Темно. На небе нет ни туч, ни звезд. Сквозь серую тьму ночи едва видна какая-то густая и ровная полоса… Что это – стена? Нет, это должен быть бор – слышите, как шумит он! А кругом снег и снег, и только ветер разгуливает по нем, шелестя и наметая сугробы. Но вот в одном месте какой-то перевал, а за ним, обозналась темными очертаниями, ряды избушек, окутанные соломой, как будто только что приподнялись из-под снега и не успели еще стряхнуть белый и толстый слой его, который лежал мягкою подушкою на крышах и оборванными клочьями висел на тычинах изгородей и узорчатой резьбе навесов.

На улицах ни души, и только из одного или двух маленьких окон слабый свет вырывался туманным снопом к земле и, дойдя до нее, дрожа, расстилался по снегу. Что это? Засиделась ли какая-нибудь припугнутая свекровью молодка над пряжей, или хлопотунья-хозяйка обозналась временем и встала спозаранку? Который-то час? Но здесь нет часов! Здесь и не знают часов, а знают полдень и полночь, утро и вечер, рассвет и сумерки, и показывает здесь время в ясный день солнце, в глухую ночь петух кричит его, и петух этот «хоть не человек, а свое дело знает и баб научает».

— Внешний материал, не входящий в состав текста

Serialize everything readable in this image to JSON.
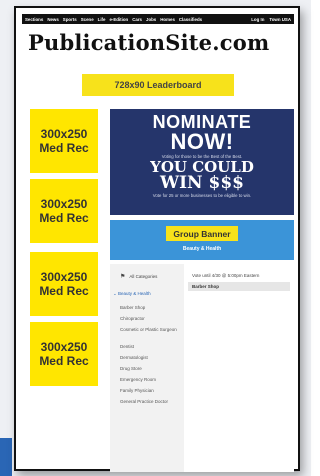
{
  "nav": {
    "links": [
      "Sections",
      "News",
      "Sports",
      "Scene",
      "Life",
      "e-Edition",
      "Cars",
      "Jobs",
      "Homes",
      "Classifieds"
    ],
    "right": [
      "Log In",
      "Town USA"
    ]
  },
  "site_title": "PublicationSite.com",
  "leaderboard_label": "728x90 Leaderboard",
  "med_recs": [
    {
      "line1": "300x250",
      "line2": "Med Rec"
    },
    {
      "line1": "300x250",
      "line2": "Med Rec"
    },
    {
      "line1": "300x250",
      "line2": "Med Rec"
    },
    {
      "line1": "300x250",
      "line2": "Med Rec"
    }
  ],
  "nominate_ad": {
    "line1": "NOMINATE",
    "line2": "NOW!",
    "subtext": "Voting for those to be the Best of the Best.",
    "line3": "YOU COULD",
    "line4": "WIN $$$",
    "footer": "Vote for 25 or more businesses to be eligible to win."
  },
  "group_banner": {
    "label": "Group Banner",
    "category": "Beauty & Health"
  },
  "directory": {
    "all_categories": "All Categories",
    "vote_until": "Vote until 4/30 @ 5:00pm Eastern",
    "selected_header": "Barber Shop",
    "active_category": "Beauty & Health",
    "items": [
      "Barber Shop",
      "Chiropractor",
      "Cosmetic or Plastic Surgeon",
      "Dentist",
      "Dermatologist",
      "Drug Store",
      "Emergency Room",
      "Family Physician",
      "General Practice Doctor"
    ]
  },
  "colors": {
    "accent_yellow": "#ffe600",
    "banner_blue": "#3b94d8",
    "ad_navy": "#25356b"
  }
}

Да где ж мы? Далеко ли мы от Петербурга, наконец? И это совершенно неизвестно, здесь даже не знают, есть ли город Петербург или нет, и очень может быть, что мы здесь за полтораста лет до его основания. Да какой же здесь уездный или губернский город? Есть город, и в нем бывали даже некоторые мужики, и название есть этому городу, а губернский он или уездный – Бог его знает! И губерния ли тут или воеводство – этого тоже утвердительно сказать не могут!

Боже мой! Да где же это мы? Какой здесь век, какой здесь год? Это тоже неизвестно, Бог его знает, какой век, старики свой доживают, а малые начинают… а год – год тяжелый: греча плохо родилась, озими повылегли… да этого и ждать надо, потому что прошлой зимой Касьян именинник был, а когда Касьян бывает именинник, так это високос – известно, тяжелый год.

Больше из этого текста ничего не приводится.